Parameter containing:
tensor([[ 8.1891e-03, 1.4299e-02, -8.9244e-03, …, -1.4864e-02,
1.0010e-02, -2.7618e-03],
[ 5.1851e-03, -8.8850e-03, 1.0219e-02, …, 3.1422e-04,
-2.7850e-03, 3.5177e-03],
[-2.3300e-05, -1.4028e-02, -8.1398e-03, …, 6.1992e-03,
-1.8799e-03, 3.8405e-03],
…,
[ 2.7780e-03, -3.9676e-03, 1.3176e-02, …, -3.9793e-03,
1.0665e-02, -9.7567e-03],
[-1.3217e-02, 4.1098e-04, 1.0644e-02, …, -5.4149e-03,
-1.0527e-02, 1.3252e-02],
[ 8.9856e-03, 9.2430e-03, -6.2179e-04, …, 3.8803e-03,
-1.3446e-02, 2.1152e-03]], device=‘cuda:0’, requires_grad=True)

latent_size = 8
model = Model(latent_size).cuda()
print(model.lf_model[0].weight)

Parameter containing:
tensor([[-0.0076, -0.0055, 0.0103, …, -0.0006, 0.0016, 0.0093],
[-0.0151, 0.0023, -0.0092, …, 0.0107, -0.0094, -0.0080],
[-0.0088, -0.0056, -0.0116, …, -0.0095, 0.0092, -0.0143],
…,
[ 0.0132, -0.0096, 0.0010, …, -0.0121, 0.0117, 0.0089],
[-0.0092, 0.0075, 0.0073, …, -0.0044, -0.0027, -0.0148],
[-0.0021, -0.0137, -0.0100, …, 0.0074, 0.0108, 0.0043]],
device=‘cuda:0’, requires_grad=True)

latent_size = 16
model = Model(latent_size).cuda()
print(model.lf_model[0].weight)

Parameter containing:
tensor([[-3.9591e-03, -1.2846e-02, 9.7075e-03, …, 1.2239e-02,
4.1199e-03, -8.0544e-03],
[ 6.0928e-03, -6.3468e-03, 2.9797e-03, …, 1.6150e-03,
4.3071e-03, -6.5914e-03],
[-4.8567e-03, 2.6767e-03, 2.6474e-03, …, -6.6011e-03,
1.5258e-02, 1.0542e-02],
…,
[-5.6493e-03, -1.1037e-02, 1.4620e-03, …, -6.7706e-03,
3.3715e-03, 1.0564e-02],
[ 1.0363e-02, -6.8797e-04, -6.7189e-03, …, 1.3069e-03,
-9.9623e-03, -1.0964e-03],
[ 1.1568e-03, -8.8054e-03, -7.8261e-03, …, 1.1733e-02,
4.6302e-05, -1.3099e-02]], device=‘cuda:0’, requires_grad=True)

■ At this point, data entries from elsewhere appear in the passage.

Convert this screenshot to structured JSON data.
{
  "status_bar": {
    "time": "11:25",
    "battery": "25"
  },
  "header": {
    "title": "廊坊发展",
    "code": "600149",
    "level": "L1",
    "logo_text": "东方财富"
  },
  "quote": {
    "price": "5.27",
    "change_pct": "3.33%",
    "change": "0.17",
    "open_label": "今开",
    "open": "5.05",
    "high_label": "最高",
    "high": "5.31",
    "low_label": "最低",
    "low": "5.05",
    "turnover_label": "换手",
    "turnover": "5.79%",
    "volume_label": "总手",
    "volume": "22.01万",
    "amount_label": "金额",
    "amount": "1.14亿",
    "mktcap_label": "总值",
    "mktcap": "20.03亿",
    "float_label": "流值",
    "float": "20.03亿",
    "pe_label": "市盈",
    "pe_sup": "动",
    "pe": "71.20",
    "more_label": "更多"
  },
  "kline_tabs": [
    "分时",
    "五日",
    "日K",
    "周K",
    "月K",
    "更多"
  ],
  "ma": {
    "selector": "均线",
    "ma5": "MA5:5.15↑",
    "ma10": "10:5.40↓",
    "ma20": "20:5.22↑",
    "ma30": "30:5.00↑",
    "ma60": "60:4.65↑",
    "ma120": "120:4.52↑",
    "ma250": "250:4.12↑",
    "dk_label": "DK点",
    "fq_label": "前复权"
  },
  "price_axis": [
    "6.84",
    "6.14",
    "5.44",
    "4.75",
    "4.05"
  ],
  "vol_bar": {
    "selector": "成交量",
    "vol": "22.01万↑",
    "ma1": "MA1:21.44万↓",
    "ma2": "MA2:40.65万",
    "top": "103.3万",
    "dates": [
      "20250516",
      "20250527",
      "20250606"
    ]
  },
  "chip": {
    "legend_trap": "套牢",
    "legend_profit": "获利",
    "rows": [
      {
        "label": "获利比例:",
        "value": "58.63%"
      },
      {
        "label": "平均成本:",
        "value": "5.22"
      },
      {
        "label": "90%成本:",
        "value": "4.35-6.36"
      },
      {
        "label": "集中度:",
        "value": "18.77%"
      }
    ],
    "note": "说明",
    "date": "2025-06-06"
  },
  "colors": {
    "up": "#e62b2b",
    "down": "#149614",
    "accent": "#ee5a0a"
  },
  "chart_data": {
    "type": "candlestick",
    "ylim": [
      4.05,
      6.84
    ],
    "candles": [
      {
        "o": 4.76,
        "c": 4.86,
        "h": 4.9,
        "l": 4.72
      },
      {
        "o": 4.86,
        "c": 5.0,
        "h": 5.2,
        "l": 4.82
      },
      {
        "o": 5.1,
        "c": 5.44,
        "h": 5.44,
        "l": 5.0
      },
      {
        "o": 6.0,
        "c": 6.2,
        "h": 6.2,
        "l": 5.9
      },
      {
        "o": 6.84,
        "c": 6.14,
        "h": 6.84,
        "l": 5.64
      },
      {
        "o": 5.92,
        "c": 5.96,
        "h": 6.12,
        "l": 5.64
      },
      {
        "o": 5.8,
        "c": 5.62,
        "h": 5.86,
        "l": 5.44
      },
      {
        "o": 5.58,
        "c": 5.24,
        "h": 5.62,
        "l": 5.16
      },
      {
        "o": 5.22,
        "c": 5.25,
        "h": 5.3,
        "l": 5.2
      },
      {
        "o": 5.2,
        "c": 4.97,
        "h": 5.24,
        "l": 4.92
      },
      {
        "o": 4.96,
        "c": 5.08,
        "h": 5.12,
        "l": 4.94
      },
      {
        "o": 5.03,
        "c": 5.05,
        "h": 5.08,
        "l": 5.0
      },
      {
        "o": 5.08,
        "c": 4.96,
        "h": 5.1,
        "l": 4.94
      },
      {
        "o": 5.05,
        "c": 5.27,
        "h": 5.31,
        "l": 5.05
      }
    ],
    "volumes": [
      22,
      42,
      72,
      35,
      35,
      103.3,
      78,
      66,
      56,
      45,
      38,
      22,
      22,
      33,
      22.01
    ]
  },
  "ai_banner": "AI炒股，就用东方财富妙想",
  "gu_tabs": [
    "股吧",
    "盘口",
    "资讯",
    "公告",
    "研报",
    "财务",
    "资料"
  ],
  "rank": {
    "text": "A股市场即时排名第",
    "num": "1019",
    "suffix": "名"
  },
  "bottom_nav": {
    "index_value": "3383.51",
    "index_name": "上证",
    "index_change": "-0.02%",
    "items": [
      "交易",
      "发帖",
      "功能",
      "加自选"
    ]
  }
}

self.encoder uses latent_size as the out_features of the last linear layer and thus to sample the parameters from the pseudorandom number generator (PRNG). Since seeding guarantees to generate the same sequence of random numbers, it’s expected that self.lf_model uses different random values, since the calls into the PRNG changed.

Thank you for the explanation.

I used a simple workaround. I initialized and saved a model. For each latent_size, I used that base model with one layer edited.